7, september 2021

Laat het volle leven zich vatten in een lineair verhaal? De Brits-Zuid-Afrikaanse schrijfster Deborah Levy, auteur van een autobiografische trilogie, gaf in een interview (in: De Standaard der Letteren, 7 november 2020) daarop het volgende antwoord: “Ons leven (is) nooit slechts één lineair verhaal dat vastligt. Er zijn vele verhalen. Dat merk je zelfs als je nog jong bent. Denk gewoon aan hoeveel keer je jezelf al opnieuw hebt moeten uitvinden (…).

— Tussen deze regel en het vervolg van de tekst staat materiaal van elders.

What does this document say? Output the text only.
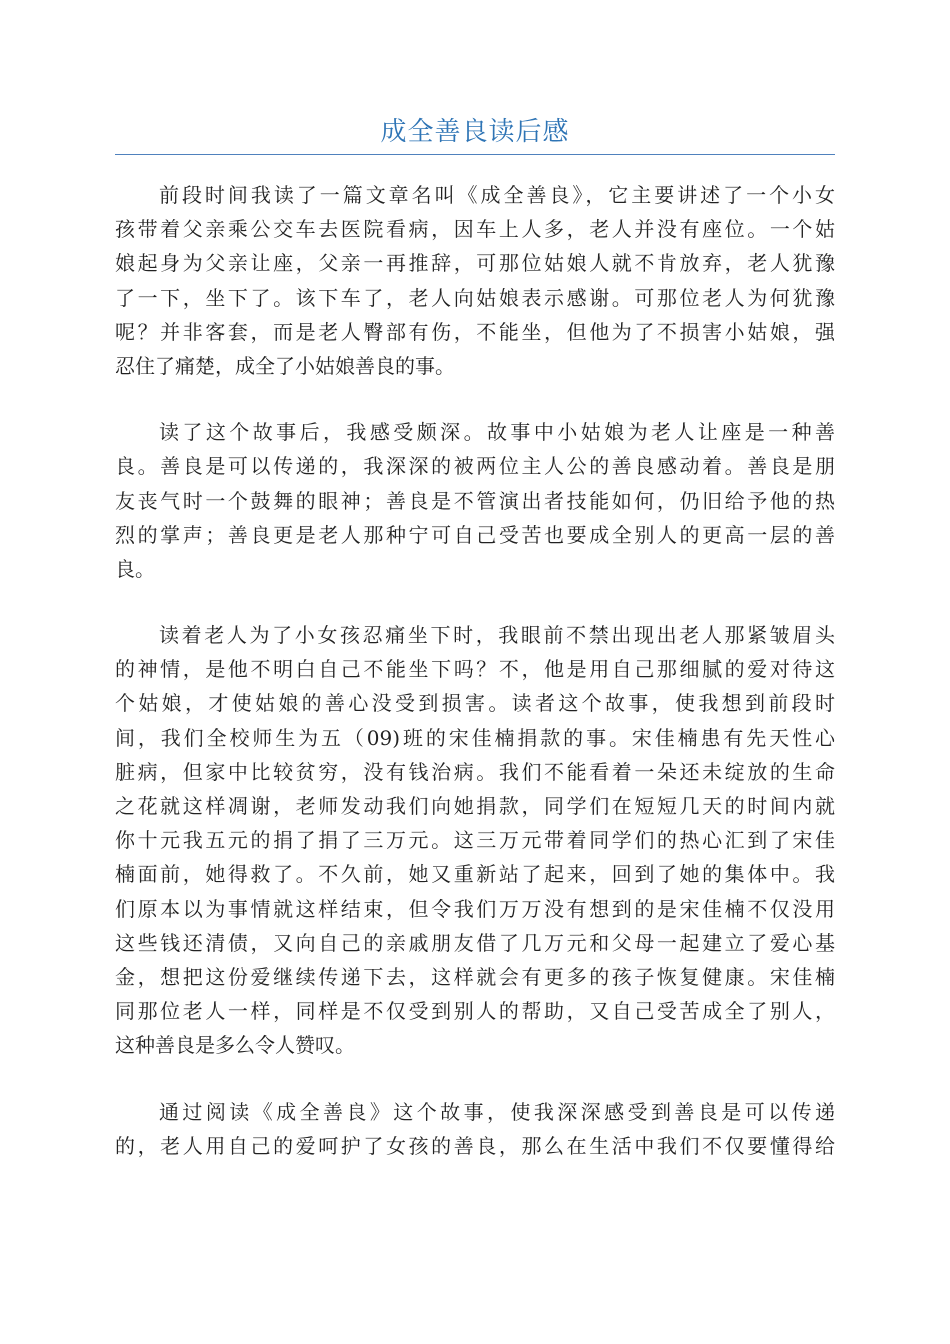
成全善良读后感
前段时间我读了一篇文章名叫《成全善良》，它主要讲述了一个小女
孩带着父亲乘公交车去医院看病，因车上人多，老人并没有座位。一个姑
娘起身为父亲让座，父亲一再推辞，可那位姑娘人就不肯放弃，老人犹豫
了一下，坐下了。该下车了，老人向姑娘表示感谢。可那位老人为何犹豫
呢？并非客套，而是老人臀部有伤，不能坐，但他为了不损害小姑娘，强
忍住了痛楚，成全了小姑娘善良的事。
读了这个故事后，我感受颇深。故事中小姑娘为老人让座是一种善
良。善良是可以传递的，我深深的被两位主人公的善良感动着。善良是朋
友丧气时一个鼓舞的眼神；善良是不管演出者技能如何，仍旧给予他的热
烈的掌声；善良更是老人那种宁可自己受苦也要成全别人的更高一层的善
良。
读着老人为了小女孩忍痛坐下时，我眼前不禁出现出老人那紧皱眉头
的神情，是他不明白自己不能坐下吗？不，他是用自己那细腻的爱对待这
个姑娘，才使姑娘的善心没受到损害。读者这个故事，使我想到前段时
间，我们全校师生为五（09)班的宋佳楠捐款的事。宋佳楠患有先天性心
脏病，但家中比较贫穷，没有钱治病。我们不能看着一朵还未绽放的生命
之花就这样凋谢，老师发动我们向她捐款，同学们在短短几天的时间内就
你十元我五元的捐了捐了三万元。这三万元带着同学们的热心汇到了宋佳
楠面前，她得救了。不久前，她又重新站了起来，回到了她的集体中。我
们原本以为事情就这样结束，但令我们万万没有想到的是宋佳楠不仅没用
这些钱还清债，又向自己的亲戚朋友借了几万元和父母一起建立了爱心基
金，想把这份爱继续传递下去，这样就会有更多的孩子恢复健康。宋佳楠
同那位老人一样，同样是不仅受到别人的帮助，又自己受苦成全了别人，
这种善良是多么令人赞叹。
通过阅读《成全善良》这个故事，使我深深感受到善良是可以传递
的，老人用自己的爱呵护了女孩的善良，那么在生活中我们不仅要懂得给
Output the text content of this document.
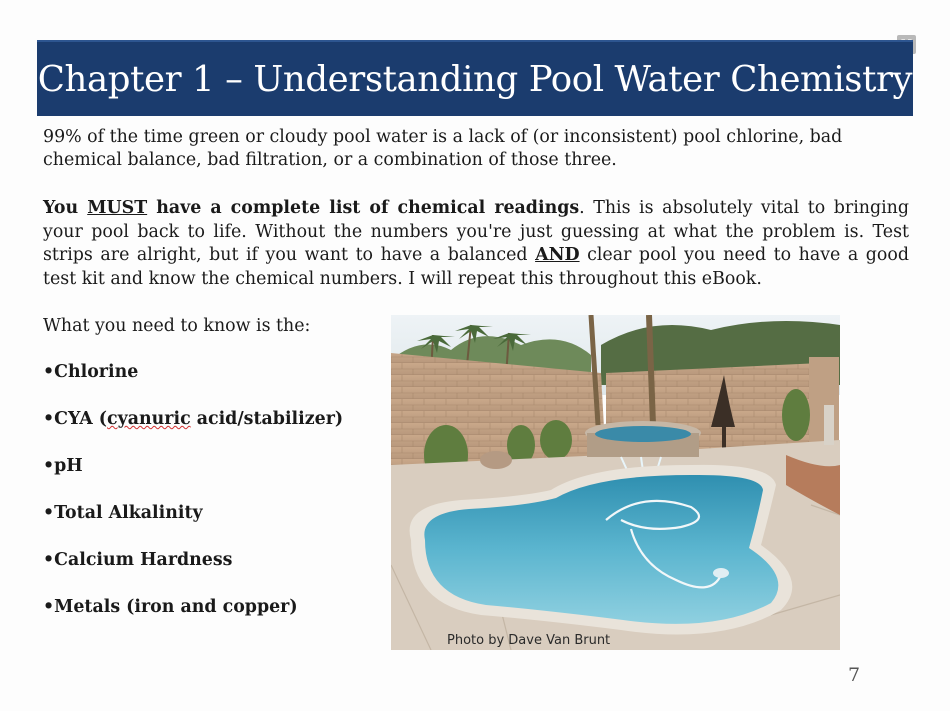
Chapter 1 – Understanding Pool Water Chemistry

99% of the time green or cloudy pool water is a lack of (or inconsistent) pool chlorine, bad chemical balance, bad filtration, or a combination of those three.

You MUST have a complete list of chemical readings. This is absolutely vital to bringing your pool back to life. Without the numbers you're just guessing at what the problem is. Test strips are alright, but if you want to have a balanced AND clear pool you need to have a good test kit and know the chemical numbers. I will repeat this throughout this eBook.

What you need to know is the:

•Chlorine
•CYA (cyanuric acid/stabilizer)
•pH
•Total Alkalinity
•Calcium Hardness
•Metals (iron and copper)
Photo by Dave Van Brunt
7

Door de jaren heen heb je vele ervaringen die je transformeren.” Die bedenking geldt zeker voor wie een biografische schets van de Antwerpse drukker Christophe Plantin wil schrijven. 

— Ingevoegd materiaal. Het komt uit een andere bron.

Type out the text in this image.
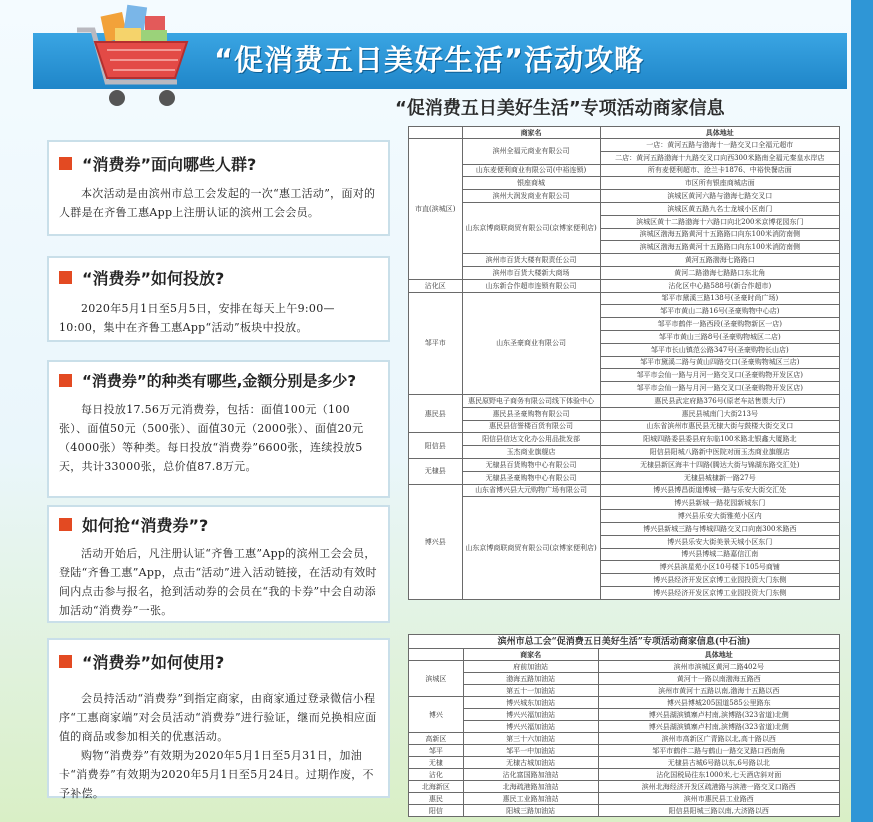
“促消费五日美好生活”活动攻略
“促消费五日美好生活”专项活动商家信息
“消费券”面向哪些人群?

本次活动是由滨州市总工会发起的一次“惠工活动”，面对的人群是在齐鲁工惠App上注册认证的滨州工会会员。

“消费券”如何投放?

2020年5月1日至5月5日，安排在每天上午9:00—10:00，集中在齐鲁工惠App“活动”板块中投放。

“消费券”的种类有哪些,金额分别是多少?

每日投放17.56万元消费券，包括：面值100元（100张）、面值50元（500张）、面值30元（2000张）、面值20元（4000张）等种类。每日投放“消费券”6600张，连续投放5天，共计33000张，总价值87.8万元。

如何抢“消费券”?

活动开始后，凡注册认证“齐鲁工惠”App的滨州工会会员，登陆“齐鲁工惠”App，点击“活动”进入活动链接，在活动有效时间内点击参与报名，抢到活动券的会员在“我的卡券”中会自动添加活动“消费券”一张。

“消费券”如何使用?

会员持活动“消费券”到指定商家，由商家通过登录微信小程序“工惠商家端”对会员活动“消费券”进行验证，继而兑换相应面值的商品或参加相关的优惠活动。

购物“消费券”有效期为2020年5月1日至5月31日，加油卡“消费券”有效期为2020年5月1日至5月24日。过期作废，不予补偿。

	商家名	具体地址
市直(滨城区)	滨州全福元商业有限公司	一店：黄河五路与渤海十一路交叉口全福元超市
		二店：黄河五路渤海十九路交叉口向西300米路南全福元秦皇水岸店
	山东麦便利商业有限公司(中裕连锁)	所有麦便利超市、沧兰卡1876、中裕快餐店面
	银座商城	市区所有银座商城店面
	滨州大润发商业有限公司	滨城区黄河六路与渤海七路交叉口
	山东京博商联商贸有限公司(京博家便利店)	滨城区黄五路九名士龙城小区南门
		滨城区黄十二路渤海十六路口向北200米京博花园东门
		滨城区渤海五路黄河十五路路口向东100米消防南侧
		滨城区渤海五路黄河十五路路口向东100米消防南侧
	滨州市百货大楼有限责任公司	黄河五路渤海七路路口
	滨州市百货大楼新大商场	黄河二路渤海七路路口东北角
沾化区	山东新合作超市连锁有限公司	沾化区中心路588号(新合作超市)
邹平市	山东圣豪商业有限公司	邹平市黛溪三路138号(圣豪时尚广场)
		邹平市黄山二路16号(圣豪购物中心店)
		邹平市鹤伴一路西段(圣豪购物新区一店)
		邹平市黄山三路8号(圣豪购物城区二店)
		邹平市长山镇范公路347号(圣豪购物长山店)
		邹平市黛溪二路与黄山四路交口(圣豪购物城区三店)
		邹平市会仙一路与月河一路交叉口(圣豪购物开发区店)
		邹平市会仙一路与月河一路交叉口(圣豪购物开发区店)
惠民县	惠民原野电子商务有限公司线下体验中心	惠民县武定府路376号(原老车站售票大厅)
	惠民县圣豪购物有限公司	惠民县城南门大街213号
	惠民县信誉楼百货有限公司	山东省滨州市惠民县无棣大街与鼓楼大街交叉口
阳信县	阳信县信达文化办公用品批发部	阳城四路委县委县府东临100米路北银鑫大厦路北
	玉杰商业旗舰店	阳信县阳城八路新中医院对面玉杰商业旗舰店
无棣县	无棣县百货购物中心有限公司	无棣县新区海丰十四路(腾达大街与锦湖东路交汇处)
	无棣县圣豪购物中心有限公司	无棣县城棣新一路27号
博兴县	山东省博兴县大元购物广场有限公司	博兴县博昌街道博城一路与乐安大街交汇处
	山东京博商联商贸有限公司(京博家便利店)	博兴县新城一路花园新城东门
		博兴县乐安大街雅苑小区内
		博兴县新城三路与博城四路交叉口向南300米路西
		博兴县乐安大街美景天城小区东门
		博兴县博城二路嘉信江南
		博兴县滨星苑小区10号楼下105号商铺
		博兴县经济开发区京博工业园投资大门东侧
		博兴县经济开发区京博工业园投资大门东侧
滨州市总工会“促消费五日美好生活”专项活动商家信息(中石油)		
	商家名	具体地址
滨城区	府前加油站	滨州市滨城区黄河二路402号
	渤海五路加油站	黄河十一路以南渤海五路西
	第五十一加油站	滨州市黄河十五路以南,渤海十五路以西
博兴	博兴城东加油站	博兴县博城205国道585公里路东
	博兴兴福加油站	博兴县湖滨镇寨卢村南,滨博路(323省道)北侧
	博兴兴福加油站	博兴县湖滨镇寨卢村南,滨博路(323省道)北侧
高新区	第三十六加油站	滨州市高新区广青路以北,高十路以西
邹平	邹平一中加油站	邹平市鹤伴二路与鹤山一路交叉路口西南角
无棣	无棣古城加油站	无棣县古城6号路以东,6号路以北
沾化	沾化富国路加油站	沾化国税局往东1000米,七天酒店斜对面
北海新区	北海疏港路加油站	滨州北海经济开发区疏港路与滨港一路交叉口路西
惠民	惠民工业路加油站	滨州市惠民县工业路西
阳信	阳城三路加油站	阳信县阳城三路以南,大济路以西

Is dat wel mogelijk voor een leven dat, naar de woorden van zijn biograaf Leon Voet, aaneenhing van  “merkwaardige peripetieën en bruuske wendingen tegen een achtergrond van oorlog en geweld”? Voet wist waarover hij sprak: hij was jarenlang conservator van het Museum Plantin-Moretus, kende het archief van Plantins drukkerij door en door en publiceerde in 1969 The Golden Compasses. Dat boek is nog steeds de meest gezaghebbende studie over leven en werk van Plantin en zijn nakomelingen, de Moretussen. Eerder dan met een samenvattend lineair overzicht wordt aan dat bewogen bestaan waarschijnlijk meer recht gedaan door enkele betekenisvolle momenten te selecteren, keerpunten die Plantins leven telkens een andere wending gaven, en die essentieel zijn om het werk en de betekenis van de Franse Antwerpenaar te begrijpen.

Tekening van een passer

Vanaf 1557 was de passer het bekende drukkersmerk van Plantin.

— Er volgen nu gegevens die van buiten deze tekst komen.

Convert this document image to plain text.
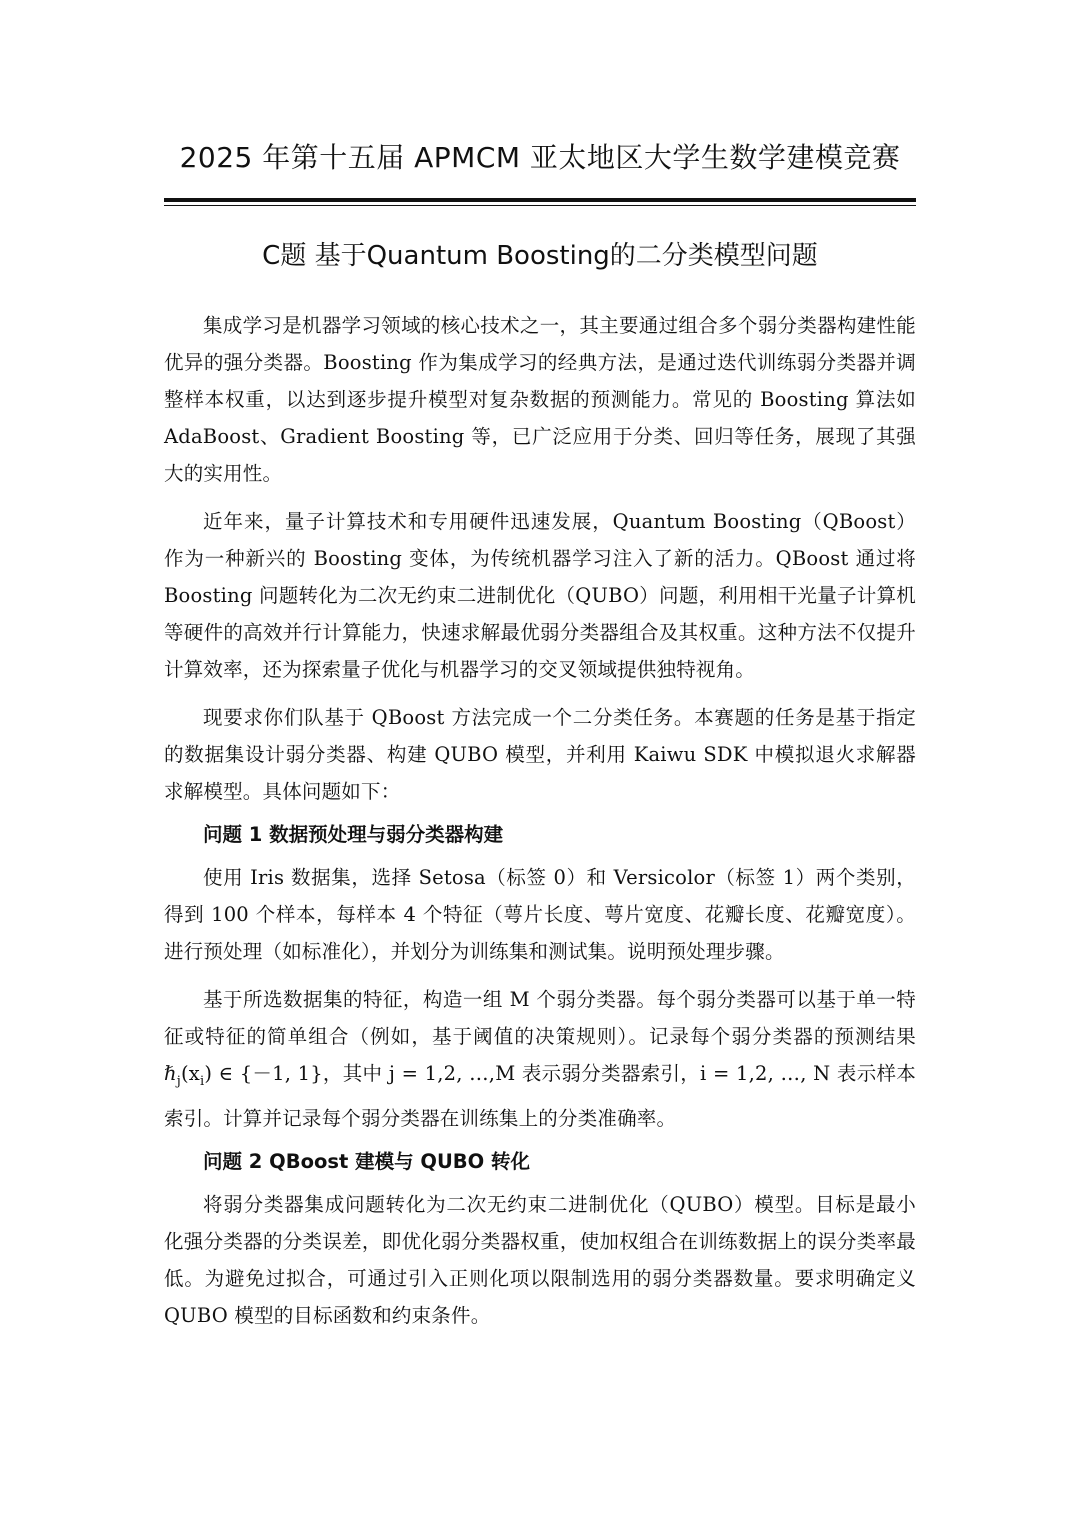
2025 年第十五届 APMCM 亚太地区大学生数学建模竞赛
C题 基于Quantum Boosting的二分类模型问题

集成学习是机器学习领域的核心技术之一，其主要通过组合多个弱分类器构建性能优异的强分类器。Boosting 作为集成学习的经典方法，是通过迭代训练弱分类器并调整样本权重，以达到逐步提升模型对复杂数据的预测能力。常见的 Boosting 算法如 AdaBoost、Gradient Boosting 等，已广泛应用于分类、回归等任务，展现了其强大的实用性。

近年来，量子计算技术和专用硬件迅速发展，Quantum Boosting（QBoost）作为一种新兴的 Boosting 变体，为传统机器学习注入了新的活力。QBoost 通过将 Boosting 问题转化为二次无约束二进制优化（QUBO）问题，利用相干光量子计算机等硬件的高效并行计算能力，快速求解最优弱分类器组合及其权重。这种方法不仅提升计算效率，还为探索量子优化与机器学习的交叉领域提供独特视角。

现要求你们队基于 QBoost 方法完成一个二分类任务。本赛题的任务是基于指定的数据集设计弱分类器、构建 QUBO 模型，并利用 Kaiwu SDK 中模拟退火求解器求解模型。具体问题如下：

问题 1 数据预处理与弱分类器构建

使用 Iris 数据集，选择 Setosa（标签 0）和 Versicolor（标签 1）两个类别，得到 100 个样本，每样本 4 个特征（萼片长度、萼片宽度、花瓣长度、花瓣宽度）。进行预处理（如标准化），并划分为训练集和测试集。说明预处理步骤。

基于所选数据集的特征，构造一组 M 个弱分类器。每个弱分类器可以基于单一特征或特征的简单组合（例如，基于阈值的决策规则）。记录每个弱分类器的预测结果 $\hbar_j(x_i)$ ∈ {－1, 1}，其中 j = 1,2, …,M 表示弱分类器索引，i = 1,2, …, N 表示样本索引。计算并记录每个弱分类器在训练集上的分类准确率。

问题 2 QBoost 建模与 QUBO 转化

将弱分类器集成问题转化为二次无约束二进制优化（QUBO）模型。目标是最小化强分类器的分类误差，即优化弱分类器权重，使加权组合在训练数据上的误分类率最低。为避免过拟合，可通过引入正则化项以限制选用的弱分类器数量。要求明确定义 QUBO 模型的目标函数和约束条件。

Kantelmomenten beleefde Plantin al in zijn jongste jaren. Het is tekenend dat hij niet met zekerheid kon zeggen wanneer hij precies geboren was. Hij was de enig overgebleven zoon van een eenvoudige huisknecht uit de omgeving van Tours, Jean Plantin, die zijn vrouw en alle andere kinderen verloren had aan de pest. Jean nam zijn zoon mee naar Lyon om er in dienst te treden van de patriciërsfamilie Porret. Later begeleidden ze een telg van deze familie naar Orléans en Parijs. Maar in de Franse hoofdstad kwam Christophe Plantin plots alleen te staan, toen zijn vader overleed. Hij trok daarop naar de Normandische stad Caen en ging er in de leer bij een boekbinder en boekverkoper. Daar in Caen lag dus de kiem van zijn latere beroepsloopbaan. En hij leerde er zijn vrouw kennen, Jeanne Rivière, met wie hij in 1545 of 1546 trouwde. Het echtpaar woonde nog een tijdlang in Parijs, maar vertrok in 1548 of 1549 naar Antwerpen. Op 21 maart 1550 werd Plantin ingeschreven als burger van de Scheldestad.
 

1.    18 februari 1555: Plantin officieel als drukker erkend


In de 16de eeuw kon je niet zomaar een drukkerij oprichten. Natuurlijk had je een startkapitaal nodig, en een drukpers, loden letters, inkt en papier. Maar ook als je het drukkersvak beheerste en over al het nodige beschikte om met een atelier te beginnen, dan nog kon je niet starten zonder een officiële toestemming van de overheid. Voor Plantin kwam die er in 1555. Op 18 februari van dat jaar verleende de Raad van Brabant hem een licentie. Met die officiële erkenning startte zijn carrière als zelfstandige drukker. Zoals de wet het voorschreef vroeg hij vervolgens privileges aan voor elke uitgave die hij op de pers wilde leggen. Daarmee kon hij voor een afgesproken periode het alleenrecht op die titel claimen. Voor de overheid was deze procedure een instrument van preventieve censuur. 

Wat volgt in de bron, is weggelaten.